The trajectory of TLU senior Austin Olsen’s life changed, in a roundabout way, due to the fact that she lives a long way from campus. “I commute over an hour to come to school, so when I picked my very first classes, I tried to choose more than one a day to make the drive worth it,” she explains. At the start of her first semester, however, one of her classes shifted to being online rather than in-person. That left an opening in Olsen’s schedule—an opening she wanted to fill with something worthwhile. “While on my way to the advising office, I overheard Dr. Kaminski teaching her Intro to SISE class and knew that was the class I wanted to fill my schedule with,” she recalls. “That led me to not just fill my schedule and justify my commute, but I ended up being so invested in the curriculum that I added SISE as a minor, and eventually double majored. It shaped my entire TLU experience and showed me what I wanted to do with my life.”

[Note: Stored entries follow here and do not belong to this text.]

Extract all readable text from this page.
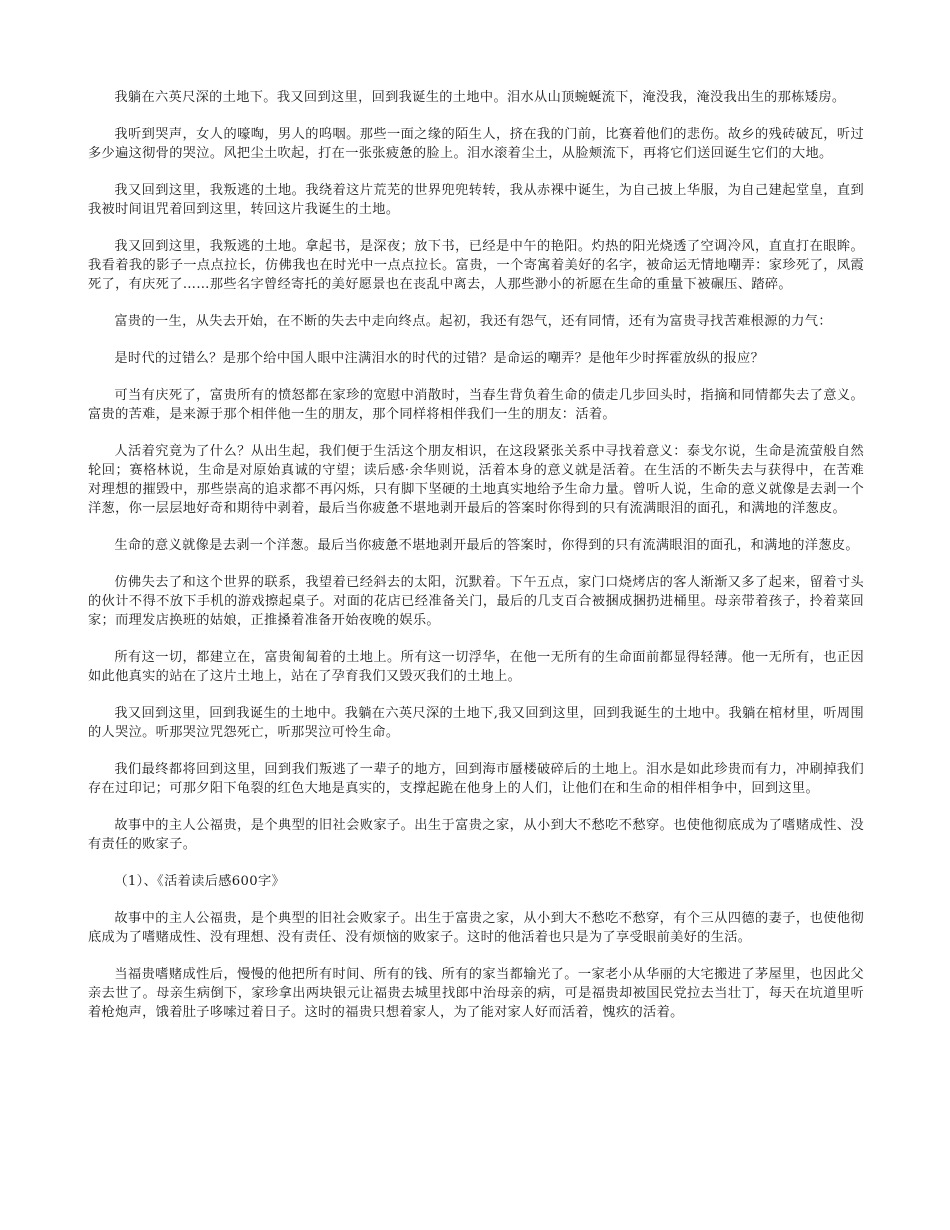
我躺在六英尺深的土地下。我又回到这里，回到我诞生的土地中。泪水从山顶蜿蜒流下，淹没我，淹没我出生的那栋矮房。

我听到哭声，女人的嚎啕，男人的呜咽。那些一面之缘的陌生人，挤在我的门前，比赛着他们的悲伤。故乡的残砖破瓦，听过多少遍这彻骨的哭泣。风把尘土吹起，打在一张张疲惫的脸上。泪水滚着尘土，从脸颊流下，再将它们送回诞生它们的大地。

我又回到这里，我叛逃的土地。我绕着这片荒芜的世界兜兜转转，我从赤裸中诞生，为自己披上华服，为自己建起堂皇，直到我被时间诅咒着回到这里，转回这片我诞生的土地。

我又回到这里，我叛逃的土地。拿起书，是深夜；放下书，已经是中午的艳阳。灼热的阳光烧透了空调冷风，直直打在眼眸。我看着我的影子一点点拉长，仿佛我也在时光中一点点拉长。富贵，一个寄寓着美好的名字，被命运无情地嘲弄：家珍死了，凤霞死了，有庆死了……那些名字曾经寄托的美好愿景也在丧乱中离去，人那些渺小的祈愿在生命的重量下被碾压、踏碎。

富贵的一生，从失去开始，在不断的失去中走向终点。起初，我还有怨气，还有同情，还有为富贵寻找苦难根源的力气：

是时代的过错么？是那个给中国人眼中注满泪水的时代的过错？是命运的嘲弄？是他年少时挥霍放纵的报应？

可当有庆死了，富贵所有的愤怒都在家珍的宽慰中消散时，当春生背负着生命的债走几步回头时，指摘和同情都失去了意义。富贵的苦难，是来源于那个相伴他一生的朋友，那个同样将相伴我们一生的朋友：活着。

人活着究竟为了什么？从出生起，我们便于生活这个朋友相识，在这段紧张关系中寻找着意义：泰戈尔说，生命是流萤般自然轮回；赛格林说，生命是对原始真诚的守望；读后感·余华则说，活着本身的意义就是活着。在生活的不断失去与获得中，在苦难对理想的摧毁中，那些崇高的追求都不再闪烁，只有脚下坚硬的土地真实地给予生命力量。曾听人说，生命的意义就像是去剥一个洋葱，你一层层地好奇和期待中剥着，最后当你疲惫不堪地剥开最后的答案时你得到的只有流满眼泪的面孔，和满地的洋葱皮。

生命的意义就像是去剥一个洋葱。最后当你疲惫不堪地剥开最后的答案时，你得到的只有流满眼泪的面孔，和满地的洋葱皮。

仿佛失去了和这个世界的联系，我望着已经斜去的太阳，沉默着。下午五点，家门口烧烤店的客人渐渐又多了起来，留着寸头的伙计不得不放下手机的游戏擦起桌子。对面的花店已经准备关门，最后的几支百合被捆成捆扔进桶里。母亲带着孩子，拎着菜回家；而理发店换班的姑娘，正推搡着准备开始夜晚的娱乐。

所有这一切，都建立在，富贵匍匐着的土地上。所有这一切浮华，在他一无所有的生命面前都显得轻薄。他一无所有，也正因如此他真实的站在了这片土地上，站在了孕育我们又毁灭我们的土地上。

我又回到这里，回到我诞生的土地中。我躺在六英尺深的土地下,我又回到这里，回到我诞生的土地中。我躺在棺材里，听周围的人哭泣。听那哭泣咒怨死亡，听那哭泣可怜生命。

我们最终都将回到这里，回到我们叛逃了一辈子的地方，回到海市蜃楼破碎后的土地上。泪水是如此珍贵而有力，冲刷掉我们存在过印记；可那夕阳下龟裂的红色大地是真实的，支撑起跪在他身上的人们，让他们在和生命的相伴相争中，回到这里。

故事中的主人公福贵，是个典型的旧社会败家子。出生于富贵之家，从小到大不愁吃不愁穿。也使他彻底成为了嗜赌成性、没有责任的败家子。

（1）、《活着读后感600字》

故事中的主人公福贵，是个典型的旧社会败家子。出生于富贵之家，从小到大不愁吃不愁穿，有个三从四德的妻子，也使他彻底成为了嗜赌成性、没有理想、没有责任、没有烦恼的败家子。这时的他活着也只是为了享受眼前美好的生活。

当福贵嗜赌成性后，慢慢的他把所有时间、所有的钱、所有的家当都输光了。一家老小从华丽的大宅搬进了茅屋里，也因此父亲去世了。母亲生病倒下，家珍拿出两块银元让福贵去城里找郎中治母亲的病，可是福贵却被国民党拉去当壮丁，每天在坑道里听着枪炮声，饿着肚子哆嗦过着日子。这时的福贵只想着家人，为了能对家人好而活着，愧疚的活着。
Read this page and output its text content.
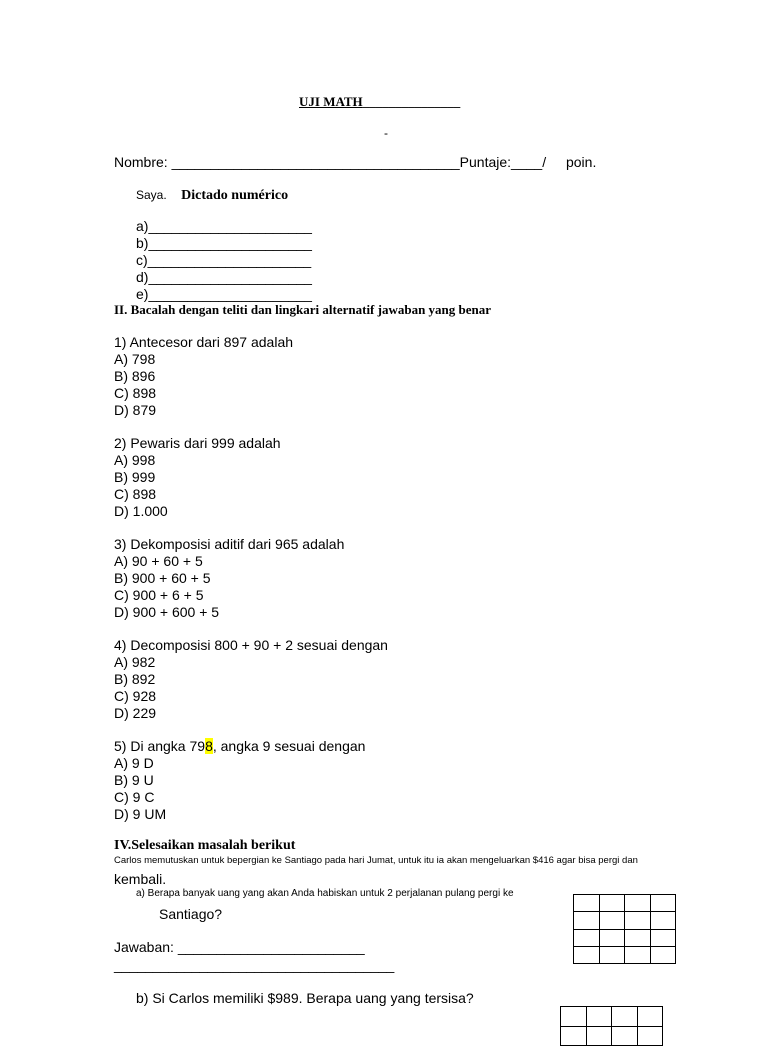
UJI MATH_______________
-
Nombre: _____________________________________Puntaje:____/ poin.
Saya. Dictado numérico
a)_____________________
b)_____________________
c)_____________________
d)_____________________
e)_____________________
II. Bacalah dengan teliti dan lingkari alternatif jawaban yang benar
1) Antecesor dari 897 adalah
A) 798
B) 896
C) 898
D) 879
2) Pewaris dari 999 adalah
A) 998
B) 999
C) 898
D) 1.000
3) Dekomposisi aditif dari 965 adalah
A) 90 + 60 + 5
B) 900 + 60 + 5
C) 900 + 6 + 5
D) 900 + 600 + 5
4) Decomposisi 800 + 90 + 2 sesuai dengan
A) 982
B) 892
C) 928
D) 229
5) Di angka 798, angka 9 sesuai dengan
A) 9 D
B) 9 U
C) 9 C
D) 9 UM
IV.Selesaikan masalah berikut
Carlos memutuskan untuk bepergian ke Santiago pada hari Jumat, untuk itu ia akan mengeluarkan $416 agar bisa pergi dan
kembali.
a) Berapa banyak uang yang akan Anda habiskan untuk 2 perjalanan pulang pergi ke
Santiago?

Jawaban: ________________________
____________________________________
b) Si Carlos memiliki $989. Berapa uang yang tersisa?
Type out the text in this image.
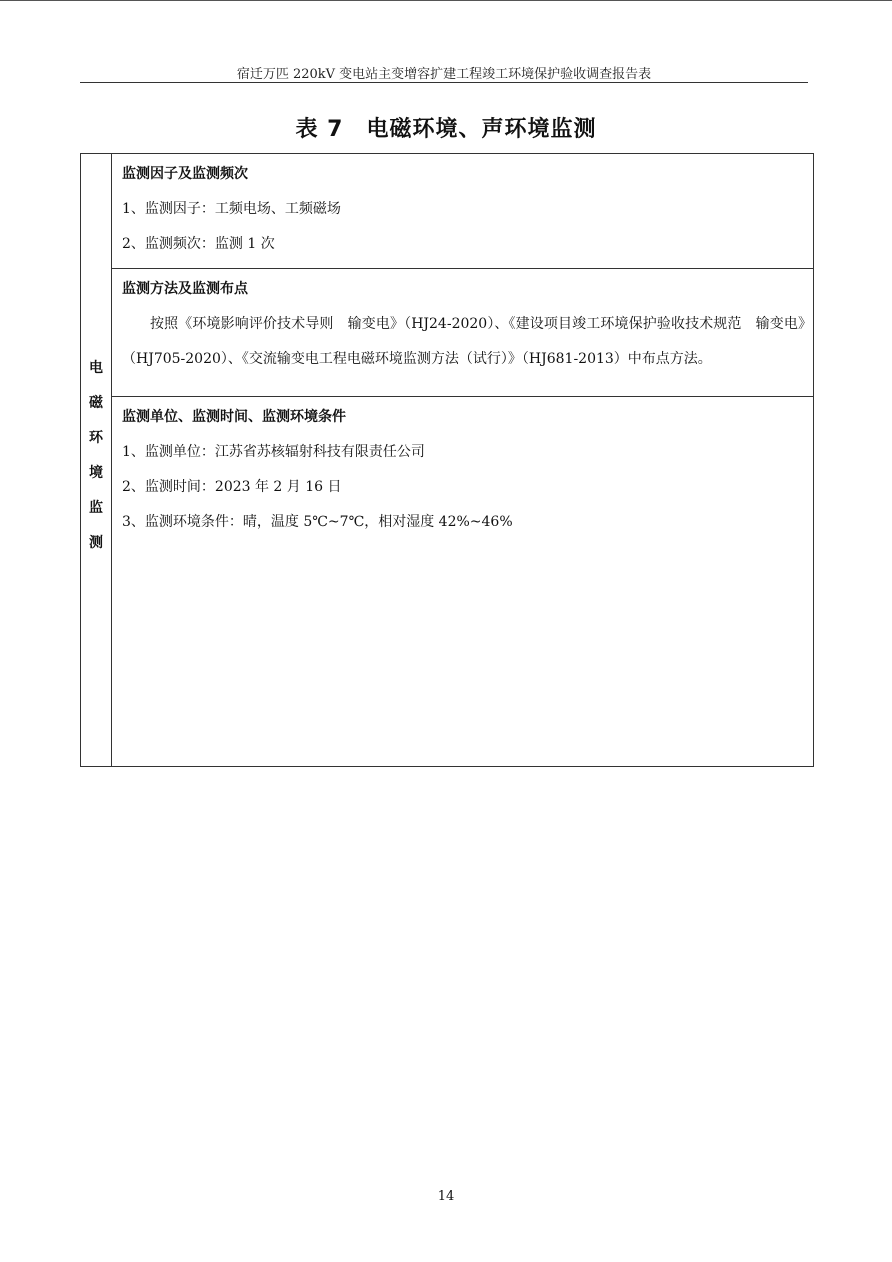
宿迁万匹 220kV 变电站主变增容扩建工程竣工环境保护验收调查报告表
表 7　电磁环境、声环境监测
电
磁
环
境
监
测

监测因子及监测频次
1、监测因子：工频电场、工频磁场
2、监测频次：监测 1 次

监测方法及监测布点
按照《环境影响评价技术导则　输变电》（HJ24-2020）、《建设项目竣工环境保护验收技术规范　输变电》（HJ705-2020）、《交流输变电工程电磁环境监测方法（试行）》（HJ681-2013）中布点方法。

监测单位、监测时间、监测环境条件
1、监测单位：江苏省苏核辐射科技有限责任公司
2、监测时间：2023 年 2 月 16 日
3、监测环境条件：晴，温度 5℃~7℃，相对湿度 42%~46%
14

Over the past year, Olsen’s been interning at the New Braunfels Food Bank, and this May, she will earn her Bachelor of Business Administration in both management and Social Innovation and Social Entrepreneurship. And after that? “I have already secured a position as a part-time grant writer, so I plan to transition to writing grants full time,” she says. “I hope to one day open my own nonprofit supporting individuals with substance use disorder and their families.”

Her overarching dream is a noble one: “I hope that I can inspire people to not see ‘no’ as a definitive answer, but rather an opportunity to ask how. Anything can be possible; you just have to find a way. This inspires innovation and brings hope to our community.”